- Episode no.: Season 2 Episode 11
- Directed by: David Semel
- Written by: Pamela Davis
- Original air date: February 7, 2006

Guest appearances
- Sela Ward as Stacy Warner; Currie Graham as Mark Warner; Edward Kerr as Ted Dalton; Elle Fanning as Stella Dalton; Julie Warner as Margo Dalton;

Episode chronology
| ← Previous "Failure to Communicate" | Next → "Distractions" |
- House season 2

= Need to Know (House) =

"Need to Know" is the eleventh episode of the second season of House, which premiered on Fox on February 7, 2006.

==Plot==
The episode begins by showing Margo Dalton, a "superwife". After a twinge in her arm, she begins an uncontrollable series of muscle spasms. House suspects she may be pregnant, but Margo displays sudden irritability, which confirms Foreman's suspicion of Huntington's disease. Margo has a psychotic breakdown, leading House to suspect that Margo is using cocaine. Cameron and Foreman find Margo's daughter's Ritalin in the car while searching her house for drugs. House tricks Margo into revealing that she never gave her daughter the Ritalin and instead used it herself.

House then visits Stacy, who reveals she's leaving now that Mark is getting better. Margo is discharged, but while leaving she has a stroke and collapses. The team begins to work on diagnosing Margo's new symptoms. House suspects the fertility treatments caused endometrial cancer. On the roof, Stacy meets with House. He wants to know if she is going to tell Mark about their affair, but she stalls.

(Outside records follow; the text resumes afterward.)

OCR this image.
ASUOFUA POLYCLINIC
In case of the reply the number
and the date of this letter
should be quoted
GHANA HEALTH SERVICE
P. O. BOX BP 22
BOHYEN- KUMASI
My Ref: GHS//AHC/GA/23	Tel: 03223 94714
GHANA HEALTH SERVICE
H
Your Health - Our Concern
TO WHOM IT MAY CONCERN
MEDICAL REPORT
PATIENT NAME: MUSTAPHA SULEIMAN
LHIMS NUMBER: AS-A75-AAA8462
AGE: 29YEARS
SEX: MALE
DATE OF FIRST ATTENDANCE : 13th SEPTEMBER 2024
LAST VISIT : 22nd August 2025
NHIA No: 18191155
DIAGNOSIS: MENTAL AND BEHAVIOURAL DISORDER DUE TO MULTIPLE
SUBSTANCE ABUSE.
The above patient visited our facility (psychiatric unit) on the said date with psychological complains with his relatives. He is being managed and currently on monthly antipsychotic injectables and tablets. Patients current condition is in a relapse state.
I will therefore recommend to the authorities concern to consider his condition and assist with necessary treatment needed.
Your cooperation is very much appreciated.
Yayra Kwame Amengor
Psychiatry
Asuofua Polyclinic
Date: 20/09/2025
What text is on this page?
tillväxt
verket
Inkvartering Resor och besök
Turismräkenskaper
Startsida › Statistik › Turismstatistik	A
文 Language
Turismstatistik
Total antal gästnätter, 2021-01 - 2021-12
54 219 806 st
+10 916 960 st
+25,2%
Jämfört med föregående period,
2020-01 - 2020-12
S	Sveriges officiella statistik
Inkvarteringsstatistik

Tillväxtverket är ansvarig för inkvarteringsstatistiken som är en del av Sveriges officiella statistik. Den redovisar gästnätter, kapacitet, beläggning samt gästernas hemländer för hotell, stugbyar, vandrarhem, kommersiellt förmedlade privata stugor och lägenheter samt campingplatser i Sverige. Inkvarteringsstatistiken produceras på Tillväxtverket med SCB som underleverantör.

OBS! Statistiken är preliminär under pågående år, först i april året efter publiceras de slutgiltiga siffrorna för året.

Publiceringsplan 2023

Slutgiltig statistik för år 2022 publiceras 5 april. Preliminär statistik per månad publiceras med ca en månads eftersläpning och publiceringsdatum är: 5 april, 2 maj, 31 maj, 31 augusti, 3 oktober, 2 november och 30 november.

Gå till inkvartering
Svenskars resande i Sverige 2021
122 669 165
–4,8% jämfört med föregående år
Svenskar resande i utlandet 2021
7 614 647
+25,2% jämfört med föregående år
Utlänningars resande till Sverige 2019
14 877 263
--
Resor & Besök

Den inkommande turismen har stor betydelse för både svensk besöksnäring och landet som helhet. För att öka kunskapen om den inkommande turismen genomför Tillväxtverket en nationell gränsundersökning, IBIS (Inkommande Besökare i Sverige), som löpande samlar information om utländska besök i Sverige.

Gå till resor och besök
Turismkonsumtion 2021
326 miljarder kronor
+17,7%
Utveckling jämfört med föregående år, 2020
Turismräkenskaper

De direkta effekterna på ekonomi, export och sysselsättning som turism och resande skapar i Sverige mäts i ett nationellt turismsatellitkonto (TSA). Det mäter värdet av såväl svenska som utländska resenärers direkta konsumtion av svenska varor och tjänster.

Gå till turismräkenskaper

Margo's initial tests for cancer come back negative, but immediately after his probation ends, House reassumes leadership of the team and orders a biopsy to find the suspected tumor. During Margo's biopsy, she begins to bleed from her uterus. They determine the blood is coming from her liver, leading them to suspect a tumor there instead.

While Stacy goes to Cuddy for advice on how to proceed concerning her situation with House, Mark comes to House asking for advice, concerned that he's shutting Stacy out. House goes up a flight of stairs to avoid him, but Mark tries to follow him and collapses. House refuses to help him.

House is not convinced that the symptoms indicate a liver tumor and suspects that Margo was secretly using birth control pills to negate the fertility treatments. The combination of Ritalin, birth control, and fertility treatments caused the tumor, which House believes should be benign. But Margo still claims she's not taking the pills and insists on undergoing surgery despite the risks. Margo asks Foreman to lie to her husband and claim she cannot take fertility treatments any more, but he refuses.

Cameron goes to House, who has her HIV test results, which are negative. House confronts Stacy, who reveals she's going to leave Mark for House. House tells her it's Mark who is willing to do what it takes, not him, and he cannot make her happy. He worries their relationship will disintegrate once again.